D'ailleurs, voyant perdurer l'absence d'information dans les quotidiens, lors d'un Conseil de Quartier du début d'année 2004, je profitai d'une intervention relative à mes autres préoccupations pour faire mention d'attentes citoyennes concernant la charte. Au premier degré, le besoin d'une diffusion de l'information de pointe dans les quotidiens. Sans pour autant préciser, Madame Fotopoulos m'a rassurée en disant que le public serait informé. Et pourtant, je serai informée à la faveur d'un hasard, puisque la communication liée à la consultation publique m'est venue de Place Publique. (Vol. XI, no 4, 28 février 2004). A noter que ce journal est sous la gouverne d'un fonctionnaire de la Ville de Montréal, lequel joue également le rôle d'éditeur pour SODECM.
Lors de la présentation d'un Mémoire concernant l'élaboration de cette Charte (avril 2004), j'ai volontairement inauguré ma présentation par la dénonciation de ces pratiques sélectives de diffusion de communications. D'autant plus que l'exclusivité des communiqués liés à la consultation publique m'avait été confirmée par un fonctionnaire (annonces classées - deux quotidiens montréalais). Il faut dire que je m'étonnais d'autant plus qu'en faisant lecture du mensuel Place Publique, sous la plume du fonctionnaire de la Ville de Montréal et éditeur pour SODECM, j'avais été confrontée aux doléances et/ou dénonciations de Dimitri Roussopoulos (Vol. XI, no 6, 27 mars 2004). Ce qui m'obligeait à d'autres interrogations sur les visées politiques des structures, puisque ces avancées venaient d'un individu assumant déjà un rôle prépondérant comme fonctionnaire de la Ville de Montréal, avec responsabilités rattachées à l'évolution d'une future Charte montréalaise de nos droits et responsabilités.
A mon sens, la culpabilité touche la Ville de Montréal au premier degré à travers un laisser-faire favorisant abus et orientation subversive d'une politique d'implantation du bilinguisme.
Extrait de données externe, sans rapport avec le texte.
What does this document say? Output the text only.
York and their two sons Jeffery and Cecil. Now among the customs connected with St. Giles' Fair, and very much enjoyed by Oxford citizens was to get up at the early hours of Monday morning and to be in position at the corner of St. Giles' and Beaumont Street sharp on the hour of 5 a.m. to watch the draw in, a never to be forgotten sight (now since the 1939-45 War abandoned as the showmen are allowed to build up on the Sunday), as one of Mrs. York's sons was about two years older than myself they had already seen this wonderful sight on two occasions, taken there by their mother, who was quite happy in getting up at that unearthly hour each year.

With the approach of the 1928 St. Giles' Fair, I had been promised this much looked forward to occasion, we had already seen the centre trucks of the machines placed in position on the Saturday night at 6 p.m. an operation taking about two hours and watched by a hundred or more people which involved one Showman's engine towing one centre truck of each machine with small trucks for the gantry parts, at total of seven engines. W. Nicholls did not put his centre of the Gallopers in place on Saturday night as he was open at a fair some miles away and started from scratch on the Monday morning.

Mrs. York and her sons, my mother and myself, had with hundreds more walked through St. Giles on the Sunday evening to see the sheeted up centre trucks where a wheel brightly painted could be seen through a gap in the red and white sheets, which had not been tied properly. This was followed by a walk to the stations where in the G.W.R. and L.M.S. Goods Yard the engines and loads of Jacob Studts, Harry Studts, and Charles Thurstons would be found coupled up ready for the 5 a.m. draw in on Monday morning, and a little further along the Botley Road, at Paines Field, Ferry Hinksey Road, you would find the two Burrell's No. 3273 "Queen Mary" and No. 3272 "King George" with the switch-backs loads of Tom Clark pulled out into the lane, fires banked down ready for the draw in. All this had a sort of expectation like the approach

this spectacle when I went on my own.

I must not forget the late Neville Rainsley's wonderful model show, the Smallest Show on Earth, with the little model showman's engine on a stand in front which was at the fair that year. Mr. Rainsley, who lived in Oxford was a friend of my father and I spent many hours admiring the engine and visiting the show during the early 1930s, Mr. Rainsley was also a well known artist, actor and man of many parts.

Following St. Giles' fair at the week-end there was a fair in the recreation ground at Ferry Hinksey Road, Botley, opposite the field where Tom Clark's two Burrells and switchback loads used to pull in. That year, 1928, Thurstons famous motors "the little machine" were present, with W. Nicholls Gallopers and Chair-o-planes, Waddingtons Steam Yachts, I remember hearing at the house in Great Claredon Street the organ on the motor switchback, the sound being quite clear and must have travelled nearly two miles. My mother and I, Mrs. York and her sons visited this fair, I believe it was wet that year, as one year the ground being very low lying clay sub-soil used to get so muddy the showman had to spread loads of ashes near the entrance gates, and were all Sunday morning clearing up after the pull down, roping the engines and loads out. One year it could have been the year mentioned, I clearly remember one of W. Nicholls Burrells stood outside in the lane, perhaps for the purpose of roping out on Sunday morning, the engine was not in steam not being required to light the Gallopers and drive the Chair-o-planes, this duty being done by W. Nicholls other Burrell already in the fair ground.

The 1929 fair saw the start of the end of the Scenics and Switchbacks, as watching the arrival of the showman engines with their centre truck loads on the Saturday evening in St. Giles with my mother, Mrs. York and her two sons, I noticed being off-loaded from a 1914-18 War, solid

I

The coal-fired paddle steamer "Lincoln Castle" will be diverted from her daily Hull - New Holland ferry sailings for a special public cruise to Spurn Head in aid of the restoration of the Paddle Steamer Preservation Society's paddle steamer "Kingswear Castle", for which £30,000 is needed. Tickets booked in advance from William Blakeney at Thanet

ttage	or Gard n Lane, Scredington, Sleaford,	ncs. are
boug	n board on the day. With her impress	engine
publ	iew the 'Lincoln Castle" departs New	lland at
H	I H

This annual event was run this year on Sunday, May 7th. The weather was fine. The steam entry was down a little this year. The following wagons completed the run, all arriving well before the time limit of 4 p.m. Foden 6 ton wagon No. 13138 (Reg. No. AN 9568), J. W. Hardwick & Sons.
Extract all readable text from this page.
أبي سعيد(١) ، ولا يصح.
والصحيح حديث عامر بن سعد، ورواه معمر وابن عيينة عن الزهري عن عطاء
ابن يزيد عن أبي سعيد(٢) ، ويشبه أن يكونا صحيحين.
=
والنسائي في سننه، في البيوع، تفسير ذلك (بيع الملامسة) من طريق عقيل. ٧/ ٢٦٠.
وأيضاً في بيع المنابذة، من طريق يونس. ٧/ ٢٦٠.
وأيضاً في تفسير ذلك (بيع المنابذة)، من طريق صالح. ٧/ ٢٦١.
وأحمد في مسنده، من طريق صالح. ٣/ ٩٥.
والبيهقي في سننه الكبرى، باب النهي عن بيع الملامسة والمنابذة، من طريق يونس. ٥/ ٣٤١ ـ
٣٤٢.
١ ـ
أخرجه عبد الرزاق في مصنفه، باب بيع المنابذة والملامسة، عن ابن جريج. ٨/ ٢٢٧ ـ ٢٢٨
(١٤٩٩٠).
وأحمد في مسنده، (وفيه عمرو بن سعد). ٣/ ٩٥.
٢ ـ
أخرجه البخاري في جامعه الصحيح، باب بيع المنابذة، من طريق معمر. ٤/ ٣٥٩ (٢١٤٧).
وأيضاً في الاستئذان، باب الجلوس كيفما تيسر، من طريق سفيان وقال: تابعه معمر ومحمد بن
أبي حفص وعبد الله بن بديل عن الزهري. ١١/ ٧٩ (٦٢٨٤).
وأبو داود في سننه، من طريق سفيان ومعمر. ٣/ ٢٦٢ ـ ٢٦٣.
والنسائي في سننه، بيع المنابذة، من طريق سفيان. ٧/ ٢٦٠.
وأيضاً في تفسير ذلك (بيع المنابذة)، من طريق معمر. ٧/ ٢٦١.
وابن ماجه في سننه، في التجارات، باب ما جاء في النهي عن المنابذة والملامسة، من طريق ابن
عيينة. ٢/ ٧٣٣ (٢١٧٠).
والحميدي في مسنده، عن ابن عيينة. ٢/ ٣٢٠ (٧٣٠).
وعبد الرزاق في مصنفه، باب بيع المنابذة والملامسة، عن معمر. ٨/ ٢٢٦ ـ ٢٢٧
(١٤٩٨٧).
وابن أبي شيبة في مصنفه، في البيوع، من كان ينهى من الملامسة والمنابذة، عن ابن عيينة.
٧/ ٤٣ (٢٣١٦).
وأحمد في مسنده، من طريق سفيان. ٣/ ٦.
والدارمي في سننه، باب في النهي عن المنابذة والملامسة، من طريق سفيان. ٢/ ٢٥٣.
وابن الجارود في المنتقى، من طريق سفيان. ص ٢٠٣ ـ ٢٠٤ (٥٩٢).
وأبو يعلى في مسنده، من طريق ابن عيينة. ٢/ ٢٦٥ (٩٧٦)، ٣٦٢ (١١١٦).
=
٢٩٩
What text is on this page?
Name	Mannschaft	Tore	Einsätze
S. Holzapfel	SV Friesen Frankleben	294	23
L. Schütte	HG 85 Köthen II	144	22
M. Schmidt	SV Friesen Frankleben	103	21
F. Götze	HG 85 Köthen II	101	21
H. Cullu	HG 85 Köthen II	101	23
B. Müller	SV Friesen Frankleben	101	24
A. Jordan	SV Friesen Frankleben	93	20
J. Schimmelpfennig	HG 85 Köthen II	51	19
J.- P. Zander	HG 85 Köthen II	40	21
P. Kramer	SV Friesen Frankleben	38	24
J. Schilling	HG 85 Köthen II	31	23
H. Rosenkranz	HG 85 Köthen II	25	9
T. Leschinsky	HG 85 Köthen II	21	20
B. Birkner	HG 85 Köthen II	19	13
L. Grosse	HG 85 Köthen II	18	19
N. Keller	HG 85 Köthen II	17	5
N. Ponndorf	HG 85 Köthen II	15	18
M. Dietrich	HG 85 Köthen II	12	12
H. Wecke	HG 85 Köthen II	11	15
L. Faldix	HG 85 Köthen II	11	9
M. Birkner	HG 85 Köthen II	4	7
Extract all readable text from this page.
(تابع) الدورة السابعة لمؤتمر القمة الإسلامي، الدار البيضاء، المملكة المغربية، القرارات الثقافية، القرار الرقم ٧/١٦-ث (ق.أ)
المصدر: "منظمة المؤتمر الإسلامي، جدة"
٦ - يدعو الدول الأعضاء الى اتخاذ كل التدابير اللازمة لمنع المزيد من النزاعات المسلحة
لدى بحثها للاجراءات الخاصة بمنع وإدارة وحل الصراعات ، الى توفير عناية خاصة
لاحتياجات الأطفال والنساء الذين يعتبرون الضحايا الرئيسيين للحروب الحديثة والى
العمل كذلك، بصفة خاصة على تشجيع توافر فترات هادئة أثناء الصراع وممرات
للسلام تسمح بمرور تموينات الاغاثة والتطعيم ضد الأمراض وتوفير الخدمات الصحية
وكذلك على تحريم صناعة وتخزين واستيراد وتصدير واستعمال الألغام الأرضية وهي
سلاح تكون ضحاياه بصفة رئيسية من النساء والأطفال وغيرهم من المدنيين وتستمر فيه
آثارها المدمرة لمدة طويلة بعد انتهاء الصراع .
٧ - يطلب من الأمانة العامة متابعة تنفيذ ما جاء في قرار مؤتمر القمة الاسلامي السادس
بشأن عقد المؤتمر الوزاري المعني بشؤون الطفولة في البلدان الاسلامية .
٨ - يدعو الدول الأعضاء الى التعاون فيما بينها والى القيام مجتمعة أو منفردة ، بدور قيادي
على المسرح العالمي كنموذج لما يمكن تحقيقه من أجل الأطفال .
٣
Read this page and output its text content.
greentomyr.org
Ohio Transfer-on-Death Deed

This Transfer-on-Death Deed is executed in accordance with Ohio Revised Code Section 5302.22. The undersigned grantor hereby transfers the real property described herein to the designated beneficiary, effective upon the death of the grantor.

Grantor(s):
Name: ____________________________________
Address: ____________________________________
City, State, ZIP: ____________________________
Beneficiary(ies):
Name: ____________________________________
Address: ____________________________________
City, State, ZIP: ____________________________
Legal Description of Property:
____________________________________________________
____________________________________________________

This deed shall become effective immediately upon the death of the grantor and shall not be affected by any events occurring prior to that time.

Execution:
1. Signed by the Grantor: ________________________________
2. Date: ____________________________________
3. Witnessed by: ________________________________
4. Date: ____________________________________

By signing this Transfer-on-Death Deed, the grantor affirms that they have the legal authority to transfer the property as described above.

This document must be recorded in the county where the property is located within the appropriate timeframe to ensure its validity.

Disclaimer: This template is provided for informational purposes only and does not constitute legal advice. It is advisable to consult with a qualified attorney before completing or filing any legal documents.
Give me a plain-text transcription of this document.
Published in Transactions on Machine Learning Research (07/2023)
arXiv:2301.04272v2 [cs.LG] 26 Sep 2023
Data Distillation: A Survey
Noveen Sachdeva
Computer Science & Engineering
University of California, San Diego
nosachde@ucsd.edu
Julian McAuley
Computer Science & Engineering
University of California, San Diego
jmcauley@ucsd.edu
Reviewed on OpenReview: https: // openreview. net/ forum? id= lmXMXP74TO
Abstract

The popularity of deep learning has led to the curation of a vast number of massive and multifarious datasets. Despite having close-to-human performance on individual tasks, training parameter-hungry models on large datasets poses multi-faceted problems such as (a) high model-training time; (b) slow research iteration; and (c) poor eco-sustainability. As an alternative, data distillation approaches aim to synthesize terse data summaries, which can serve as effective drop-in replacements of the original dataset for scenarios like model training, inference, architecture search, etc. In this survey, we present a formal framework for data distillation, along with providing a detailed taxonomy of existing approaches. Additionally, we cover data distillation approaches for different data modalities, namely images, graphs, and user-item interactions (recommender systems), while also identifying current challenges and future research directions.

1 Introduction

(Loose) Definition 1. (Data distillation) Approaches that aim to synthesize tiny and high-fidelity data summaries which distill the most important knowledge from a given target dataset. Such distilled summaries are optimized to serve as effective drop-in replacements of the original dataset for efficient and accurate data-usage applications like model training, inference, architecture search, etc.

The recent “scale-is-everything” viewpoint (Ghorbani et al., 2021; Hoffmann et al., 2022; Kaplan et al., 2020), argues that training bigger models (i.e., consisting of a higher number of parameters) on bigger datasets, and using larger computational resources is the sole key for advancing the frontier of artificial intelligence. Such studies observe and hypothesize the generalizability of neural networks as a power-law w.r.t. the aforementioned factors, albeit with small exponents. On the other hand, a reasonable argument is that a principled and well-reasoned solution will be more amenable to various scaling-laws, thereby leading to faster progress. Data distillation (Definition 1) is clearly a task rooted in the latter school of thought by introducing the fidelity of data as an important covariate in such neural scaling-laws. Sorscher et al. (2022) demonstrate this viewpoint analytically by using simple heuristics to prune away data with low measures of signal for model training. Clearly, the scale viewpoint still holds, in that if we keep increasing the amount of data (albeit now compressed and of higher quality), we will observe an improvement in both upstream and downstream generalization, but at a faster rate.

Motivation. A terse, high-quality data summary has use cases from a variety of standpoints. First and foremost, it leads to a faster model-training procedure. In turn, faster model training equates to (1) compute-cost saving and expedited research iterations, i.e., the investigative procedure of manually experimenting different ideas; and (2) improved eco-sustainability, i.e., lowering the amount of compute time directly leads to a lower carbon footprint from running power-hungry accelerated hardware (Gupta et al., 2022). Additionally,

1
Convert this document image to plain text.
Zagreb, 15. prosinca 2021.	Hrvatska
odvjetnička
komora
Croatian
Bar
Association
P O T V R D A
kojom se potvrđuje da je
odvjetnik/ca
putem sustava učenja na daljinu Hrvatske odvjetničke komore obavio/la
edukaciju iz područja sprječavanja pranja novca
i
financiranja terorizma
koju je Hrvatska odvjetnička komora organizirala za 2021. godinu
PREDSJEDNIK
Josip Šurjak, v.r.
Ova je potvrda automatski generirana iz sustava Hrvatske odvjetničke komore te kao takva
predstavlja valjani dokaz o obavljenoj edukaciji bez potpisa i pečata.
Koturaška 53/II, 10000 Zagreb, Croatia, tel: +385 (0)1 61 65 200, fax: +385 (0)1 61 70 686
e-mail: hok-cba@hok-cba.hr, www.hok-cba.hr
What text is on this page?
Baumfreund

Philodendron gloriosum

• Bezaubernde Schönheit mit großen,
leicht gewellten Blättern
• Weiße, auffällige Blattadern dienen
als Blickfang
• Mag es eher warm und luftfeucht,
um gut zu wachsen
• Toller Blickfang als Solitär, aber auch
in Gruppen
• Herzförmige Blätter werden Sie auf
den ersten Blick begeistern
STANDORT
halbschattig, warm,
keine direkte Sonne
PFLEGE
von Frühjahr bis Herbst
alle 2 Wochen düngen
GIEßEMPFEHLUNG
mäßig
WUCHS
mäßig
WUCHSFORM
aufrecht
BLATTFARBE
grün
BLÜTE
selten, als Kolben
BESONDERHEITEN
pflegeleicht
Ce qui va à contre courant de l'évolution de Montréal, ville phare d'un Québec français.
J'ajouterai ce qui suit concernant la présentation des mémoires et le parterre clair semé lors de la consultation pour la charte montréalaise de nos droits et responsabilités. Le respect des citoyens-citoyennes exige la circulation de l'information. Dans l'immédiat, il est permis de douter des canaux de diffusion, voire même de certaines plates-formes politiques visant la démocratie participative.
Il ne faudra jamais oublier que la question politique québécoise d'une langue commune ne saurait s'appliquer uniquement à l'arrière-pays, mais tout autant aux structures et superstructures. Ce qui englobe Montréal, ville phare d'un Québec français!